4? Justify your answer. Remember that you can test your program in any of the tools available in RVfpgaEL2: RVfpgaEL2-NexysA7 (physical board), RVfpgaEL2-ViDBo (virtual board), RVfpgaEL2-Trace, etc.

**TASK**: Simulate the previous program on RVfpgaEL2-Pipeline in order to perform a similar analysis to the one just carried out. Remember that you must include the control instruction at the point where you want the simulator to stop execution (and zero, t4, t5).

For example, this is the VeeR EL2 pipeline when the first division writes in the Register File (wa2=16, we2=1, wd2=4681) after several cycles where the pipeline has been stalled due to the structural hazard in the access to the Divider.



### 3. Exercises

- 1) Like loads, div instructions are non-blocking, thus independent instructions can continue executing while the div is being computed in the divisor. Also like loads, it is possible that when the division finishes and progresses to the R Stage, another instruction is also in this stage and needs to write its result to the Register File. The solution is again the same as the one used for load (lw) instructions: a third write port (port 2, see Lab 11) is included in the Register File so that the two writes can happen in the same cycle. Illustrate this situation by simulating the program provided in folder [RVfpqaEL2NexysA7DDRPath]/Labs/Lab14/Div Instruction.
- 2) Create a program, similar to the one from Section 2.B, where two sequential independent load instructions are executed. How is this scenario handled in VeeR EL2? Is it equal to or different from the solution used for the two sequential divisions.
- 3) Analyse a scenario where three instructions arrive at the R Stage at the same time: add, lw and div.
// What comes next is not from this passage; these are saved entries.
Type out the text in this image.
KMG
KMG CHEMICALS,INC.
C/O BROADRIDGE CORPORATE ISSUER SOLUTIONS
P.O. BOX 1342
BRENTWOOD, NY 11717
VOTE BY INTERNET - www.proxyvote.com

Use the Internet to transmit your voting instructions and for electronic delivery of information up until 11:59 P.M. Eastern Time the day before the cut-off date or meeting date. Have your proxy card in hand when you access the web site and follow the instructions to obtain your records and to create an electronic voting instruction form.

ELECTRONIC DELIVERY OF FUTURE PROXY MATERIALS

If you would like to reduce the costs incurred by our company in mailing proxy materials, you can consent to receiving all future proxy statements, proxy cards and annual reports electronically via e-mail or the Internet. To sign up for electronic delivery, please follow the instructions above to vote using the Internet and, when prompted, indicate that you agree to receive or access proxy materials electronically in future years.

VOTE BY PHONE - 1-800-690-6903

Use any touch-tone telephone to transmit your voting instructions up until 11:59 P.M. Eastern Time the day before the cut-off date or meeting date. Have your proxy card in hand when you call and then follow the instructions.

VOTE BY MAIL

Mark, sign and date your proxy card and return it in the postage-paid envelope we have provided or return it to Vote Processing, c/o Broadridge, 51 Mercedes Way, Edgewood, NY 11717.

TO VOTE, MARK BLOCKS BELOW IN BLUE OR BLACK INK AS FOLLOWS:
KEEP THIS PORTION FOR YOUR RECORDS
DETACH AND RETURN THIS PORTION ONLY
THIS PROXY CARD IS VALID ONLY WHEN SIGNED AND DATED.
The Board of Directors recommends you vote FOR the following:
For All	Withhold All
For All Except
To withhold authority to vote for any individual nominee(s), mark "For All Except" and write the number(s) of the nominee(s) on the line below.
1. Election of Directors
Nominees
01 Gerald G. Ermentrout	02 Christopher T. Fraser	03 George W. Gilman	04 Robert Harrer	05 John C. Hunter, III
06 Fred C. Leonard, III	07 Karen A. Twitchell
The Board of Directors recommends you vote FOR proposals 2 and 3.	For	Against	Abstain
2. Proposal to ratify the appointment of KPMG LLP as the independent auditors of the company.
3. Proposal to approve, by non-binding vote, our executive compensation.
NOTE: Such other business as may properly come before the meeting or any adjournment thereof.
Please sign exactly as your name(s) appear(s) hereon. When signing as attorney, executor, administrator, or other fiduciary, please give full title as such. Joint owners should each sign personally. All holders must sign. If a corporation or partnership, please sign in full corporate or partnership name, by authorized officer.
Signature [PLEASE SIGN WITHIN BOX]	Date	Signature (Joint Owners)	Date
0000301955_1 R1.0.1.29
Is it necessary to stall the processor? Explain it theoretically and demonstrate it with an example program. Simulate the program on RVfpgaEL2-Pipeline.
- 4) You can perform a similar study for the div instruction as the one performed in Lab 12 for arithmetic-logic instructions: view the flow of the instruction through the pipeline stages, analyse the control bits, etc.
- 5) Analyse mul instructions in VeeR EL2, both theoretically and practically with example programs.



6) Replace the divider unit, implemented in module el2\_exu\_div\_ctl, with your own unit or an open-source unit downloaded from the Internet. Compare the performance of this new divider with that of the original EL2 divider.